Possibly more work since the kernel can't use SIMD

Why is that? Doesn't Linux use SIMD for the crypto operations?
Allowing SIMD instructions to be used arbitrarily in kernel actually has a fair penalty to it. I'm not sure what Linux does specifically, but:

When a syscall is made, the kernel has to backup the user mode state of the thread, so it can restore it later.

If any kernel code could use SIMD registers, you'll have to backup and restore that too, and those registers get big. You could easily be looking at adding a 1kb copy to every syscall, and most of the time it wouldn't be needed.

Why is that? Couldn’t there be push_simd()/pop_simd() that the syscall itself uses around its SIMD calls?

If no syscalls use SIMD today, I’d think we’re starting from a safe position.

push_simd/pop_simd exist and are called kernel_fpu_begin/kernel_fpu_end. Their use is practically prohibited in most areas and iiuc not available on all archs, but it's available if needed.
It's not so much that you can't ever use it, it's more a you really shouldn't. It's more expensive, harder to use and rarely worth it. Main users currently are crypto and raid checksumming.

https://www.kernel.org/doc/html/next/core-api/floating-point...

That’s actually particular try to alternate allocators and not true for glibc if I recall correctly (it’s much worse at returning memory).
As far as I know there is no technical reason why jemalloc shouldn't be the default allocator. In fact, as pointed out in the article, it IS the default allocator on FreeBSD. My understanding is it is largely political.
Now that I think about it, I could easily imagine it being left out of glibc because it doesn't build on Hurd or something.
> I could easily imagine it being left out of glibc because [...]

... its license is BSD-2-Clause ;)

hence "political"

Huh? Bsd-style licenses are fully compatible with gpl.

The problem is exactly this: Facebook becomes the upstream of a key part of your system.

And Facebook can just walk away from the project. Like it did just now.

They are compatible but that's not the point.

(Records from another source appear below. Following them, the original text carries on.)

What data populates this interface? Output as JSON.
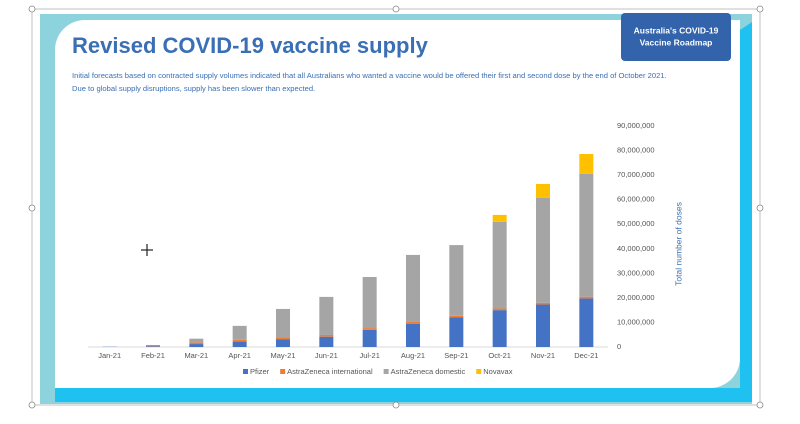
{
  "badge": [
    "Australia's COVID-19",
    "Vaccine Roadmap"
  ],
  "chart_data": {
    "type": "stacked_bar",
    "title": "Revised COVID-19 vaccine supply",
    "subtitle": [
      "Initial forecasts based on contracted supply volumes indicated that all Australians who wanted a vaccine would be offered their first and second dose by the end of October 2021.",
      "Due to global supply disruptions, supply has been slower than expected."
    ],
    "y_label": "Total number of doses",
    "categories": [
      "Jan-21",
      "Feb-21",
      "Mar-21",
      "Apr-21",
      "May-21",
      "Jun-21",
      "Jul-21",
      "Aug-21",
      "Sep-21",
      "Oct-21",
      "Nov-21",
      "Dec-21"
    ],
    "series": [
      {
        "name": "Pfizer",
        "color": "#4472c4",
        "values": [
          100000,
          300000,
          1200000,
          2200000,
          3200000,
          4200000,
          7000000,
          9500000,
          12000000,
          15000000,
          17300000,
          19800000
        ]
      },
      {
        "name": "AstraZeneca international",
        "color": "#ed7d31",
        "values": [
          0,
          500000,
          700000,
          700000,
          700000,
          700000,
          700000,
          700000,
          700000,
          700000,
          700000,
          700000
        ]
      },
      {
        "name": "AstraZeneca domestic",
        "color": "#a5a5a5",
        "values": [
          0,
          0,
          1500000,
          5700000,
          11600000,
          15500000,
          20800000,
          27300000,
          28800000,
          35300000,
          42700000,
          50000000
        ]
      },
      {
        "name": "Novavax",
        "color": "#ffc000",
        "values": [
          0,
          0,
          0,
          0,
          0,
          0,
          0,
          0,
          0,
          2800000,
          5700000,
          8100000
        ]
      }
    ],
    "ylim": [
      0,
      90000000
    ],
    "yticks": [
      0,
      {
        "value": 10000000,
        "label": "10,000,000"
      },
      {
        "value": 20000000,
        "label": "20,000,000"
      },
      {
        "value": 30000000,
        "label": "30,000,000"
      },
      {
        "value": 40000000,
        "label": "40,000,000"
      },
      {
        "value": 50000000,
        "label": "50,000,000"
      },
      {
        "value": 60000000,
        "label": "60,000,000"
      },
      {
        "value": 70000000,
        "label": "70,000,000"
      },
      {
        "value": 80000000,
        "label": "80,000,000"
      },
      {
        "value": 90000000,
        "label": "90,000,000"
      }
    ],
    "grid": false,
    "legend": "bottom"
  }
}
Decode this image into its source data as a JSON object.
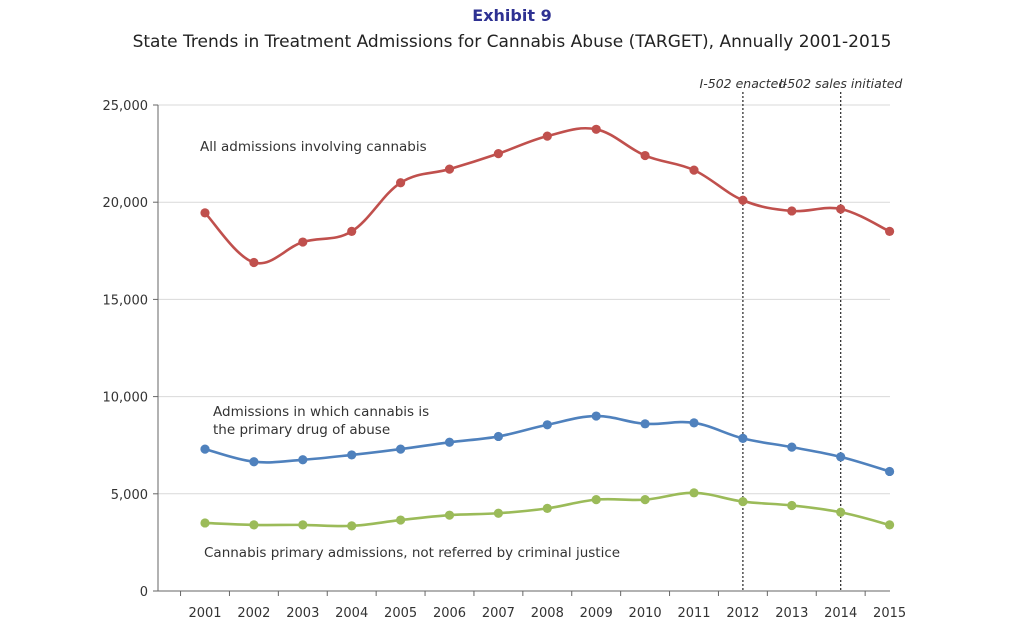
{
  "header": {
    "exhibit": "Exhibit 9",
    "title": "State Trends in Treatment Admissions for Cannabis Abuse (TARGET), Annually 2001-2015"
  },
  "chart_data": {
    "type": "line",
    "title": "State Trends in Treatment Admissions for Cannabis Abuse (TARGET), Annually 2001-2015",
    "xlabel": "",
    "ylabel": "",
    "x": [
      2001,
      2002,
      2003,
      2004,
      2005,
      2006,
      2007,
      2008,
      2009,
      2010,
      2011,
      2012,
      2013,
      2014,
      2015
    ],
    "ylim": [
      0,
      25000
    ],
    "yticks": [
      0,
      5000,
      10000,
      15000,
      20000,
      25000
    ],
    "ytick_labels": [
      "0",
      "5,000",
      "10,000",
      "15,000",
      "20,000",
      "25,000"
    ],
    "grid": true,
    "series": [
      {
        "key": "all",
        "annotation": "All admissions involving cannabis",
        "color": "#c0504d",
        "values": [
          19450,
          16900,
          17950,
          18500,
          21000,
          21700,
          22500,
          23400,
          23750,
          22400,
          21650,
          20100,
          19550,
          19650,
          18500
        ]
      },
      {
        "key": "primary",
        "annotation": "Admissions in which cannabis is the primary drug of abuse",
        "annotation_lines": [
          "Admissions in which cannabis is",
          "the primary drug of abuse"
        ],
        "color": "#4f81bd",
        "values": [
          7300,
          6650,
          6750,
          7000,
          7300,
          7650,
          7950,
          8550,
          9000,
          8600,
          8650,
          7850,
          7400,
          6900,
          6150
        ]
      },
      {
        "key": "not_cj",
        "annotation": "Cannabis primary admissions, not referred by criminal justice",
        "color": "#9bbb59",
        "values": [
          3500,
          3400,
          3400,
          3350,
          3650,
          3900,
          4000,
          4250,
          4700,
          4700,
          5050,
          4600,
          4400,
          4050,
          3400
        ]
      }
    ],
    "vertical_markers": [
      {
        "x": 2012,
        "label": "I-502 enacted"
      },
      {
        "x": 2014,
        "label": "I-502 sales initiated"
      }
    ]
  }
}
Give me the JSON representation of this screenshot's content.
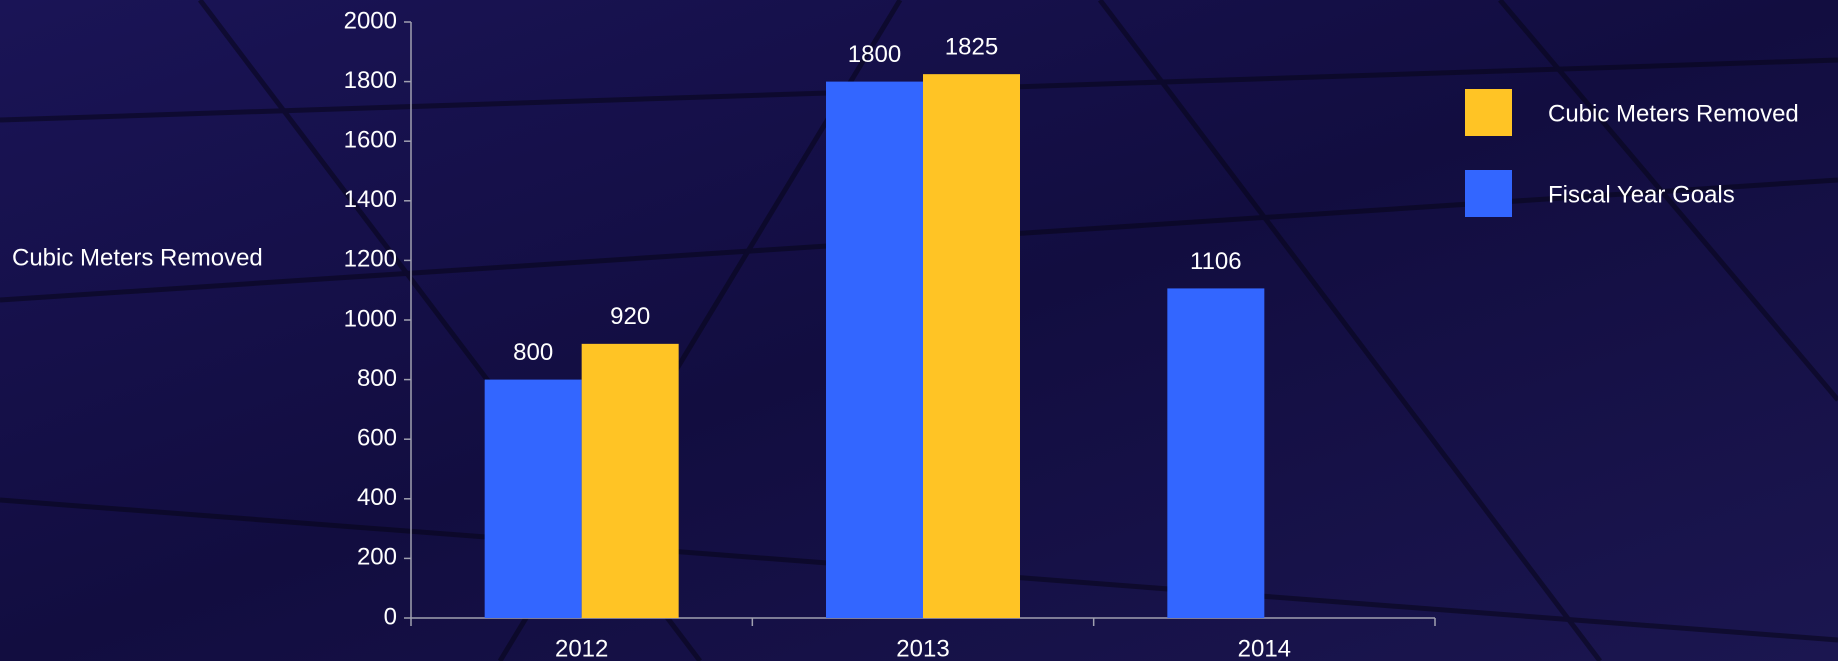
{
  "chart_data": {
    "type": "bar",
    "y_label": "Cubic Meters Removed",
    "categories": [
      "2012",
      "2013",
      "2014"
    ],
    "series": [
      {
        "name": "Fiscal Year Goals",
        "color": "#3366ff",
        "values": [
          800,
          1800,
          1106
        ]
      },
      {
        "name": "Cubic Meters Removed",
        "color": "#ffc425",
        "values": [
          920,
          1825,
          null
        ]
      }
    ],
    "ylim": [
      0,
      2000
    ],
    "yticks": [
      0,
      200,
      400,
      600,
      800,
      1000,
      1200,
      1400,
      1600,
      1800,
      2000
    ],
    "legend": "right"
  }
}
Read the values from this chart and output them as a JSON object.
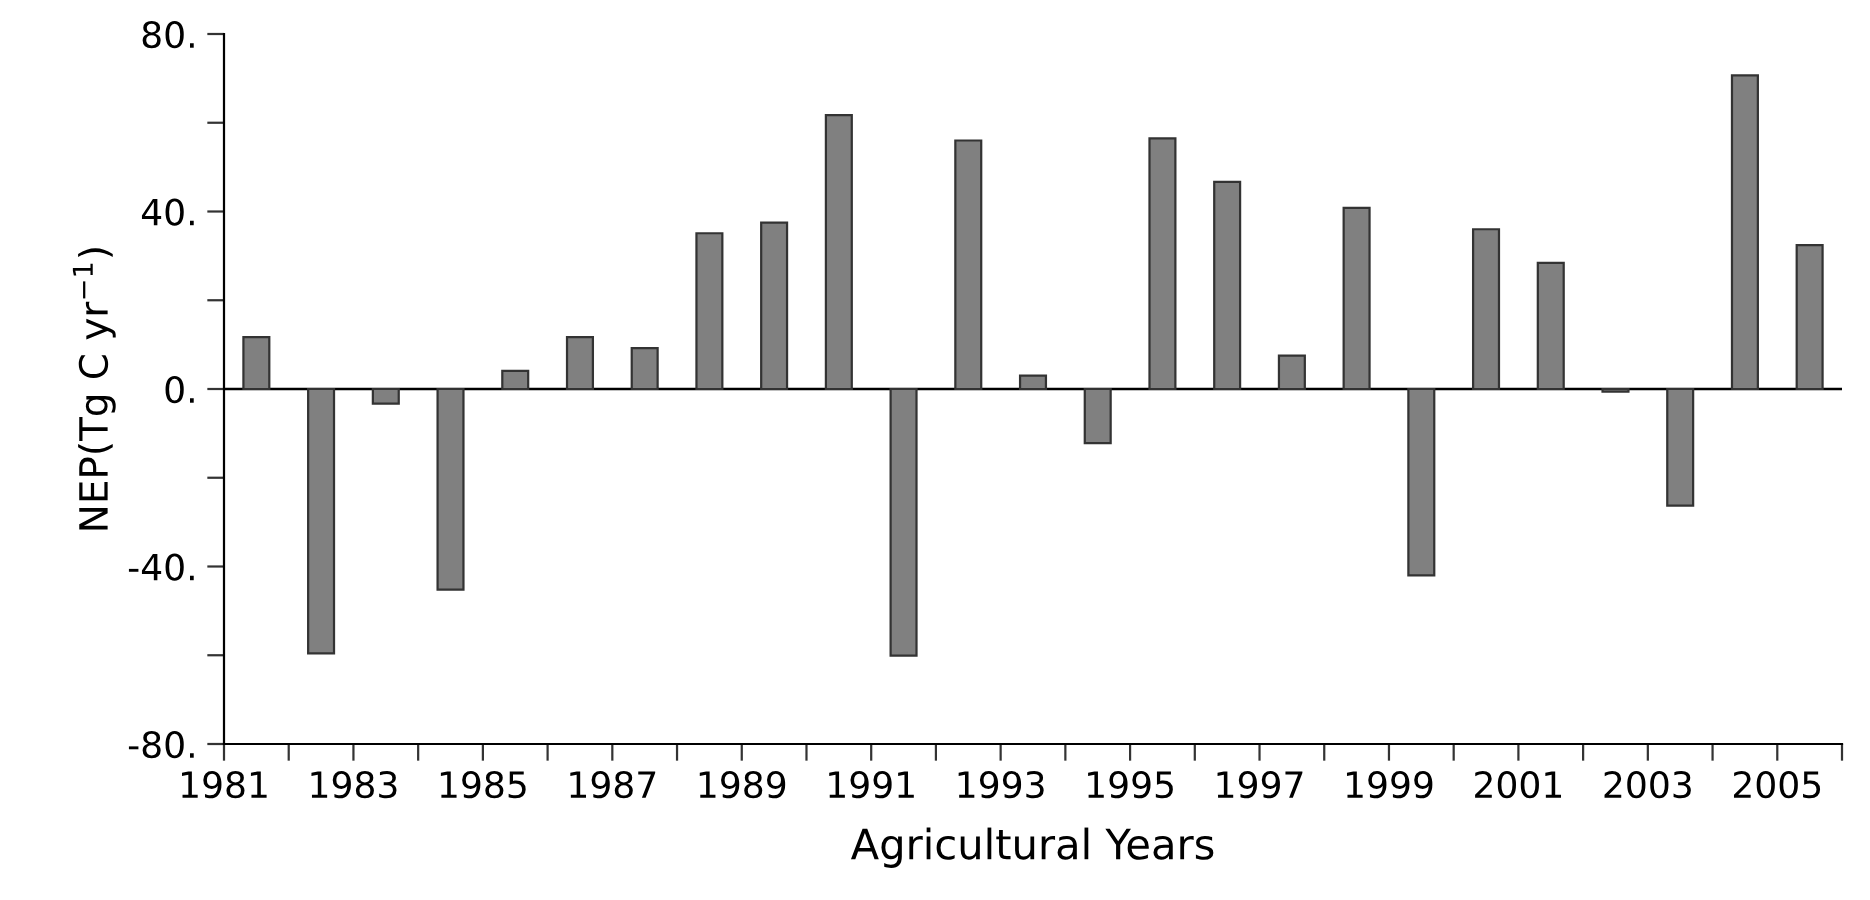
{
  "chart_data": {
    "type": "bar",
    "xlabel": "Agricultural Years",
    "ylabel": "NEP(Tg C yr$^{−1}$)",
    "x": [
      1981.5,
      1982.5,
      1983.5,
      1984.5,
      1985.5,
      1986.5,
      1987.5,
      1988.5,
      1989.5,
      1990.5,
      1991.5,
      1992.5,
      1993.5,
      1994.5,
      1995.5,
      1996.5,
      1997.5,
      1998.5,
      1999.5,
      2000.5,
      2001.5,
      2002.5,
      2003.5,
      2004.5,
      2005.5
    ],
    "values": [
      11.7,
      -59.6,
      -3.3,
      -45.2,
      4.1,
      11.7,
      9.2,
      35.1,
      37.5,
      61.7,
      -60.1,
      56.0,
      3.0,
      -12.2,
      56.5,
      46.7,
      7.5,
      40.8,
      -42.0,
      36.0,
      28.4,
      -0.6,
      -26.3,
      70.7,
      32.4
    ],
    "color": "#808080",
    "xlim": [
      1981,
      2006
    ],
    "xticks": [
      1981,
      {
        "value": 1982,
        "label": null
      },
      1983,
      {
        "value": 1984,
        "label": null
      },
      1985,
      {
        "value": 1986,
        "label": null
      },
      1987,
      {
        "value": 1988,
        "label": null
      },
      1989,
      {
        "value": 1990,
        "label": null
      },
      1991,
      {
        "value": 1992,
        "label": null
      },
      1993,
      {
        "value": 1994,
        "label": null
      },
      1995,
      {
        "value": 1996,
        "label": null
      },
      1997,
      {
        "value": 1998,
        "label": null
      },
      1999,
      {
        "value": 2000,
        "label": null
      },
      2001,
      {
        "value": 2002,
        "label": null
      },
      2003,
      {
        "value": 2004,
        "label": null
      },
      2005,
      {
        "value": 2006,
        "label": null
      }
    ],
    "ylim": [
      -80,
      80
    ],
    "yticks": [
      {
        "value": -80,
        "label": "-80."
      },
      {
        "value": -60,
        "label": null
      },
      {
        "value": -40,
        "label": "-40."
      },
      {
        "value": -20,
        "label": null
      },
      {
        "value": 0,
        "label": "0."
      },
      {
        "value": 20,
        "label": null
      },
      {
        "value": 40,
        "label": "40."
      },
      {
        "value": 60,
        "label": null
      },
      {
        "value": 80,
        "label": "80."
      }
    ],
    "ref_lines": [
      {
        "axis": "y",
        "value": 0,
        "color": "#000000"
      }
    ],
    "grid": false,
    "legend": false
  }
}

If it were included it would instantly become a LGPL hard-fork because of any subsequently added line of code, if not by "virality" of the glibc license, at least because any glibc author code addition would be LGPL, per GNU project policy/ideology.

Also also this would he a hard bar to pass: https://sourceware.org/glibc/wiki/CopyrightFSForDisclaim

As I recall this is what prevented Apple from contributing C blocks† back to upstream GCC.

https://github.com/lloeki/cblocks-clobj

What prevents apple from working with gpl-style licenses is strict hatred towards code that they can't use without opensourcing it. So this is what prevents them from contributing to gpl projects: the need to control access to code.

Llvm is OK for them from this point of view: upstream is open but they can maintain and distribute their proprietary fork.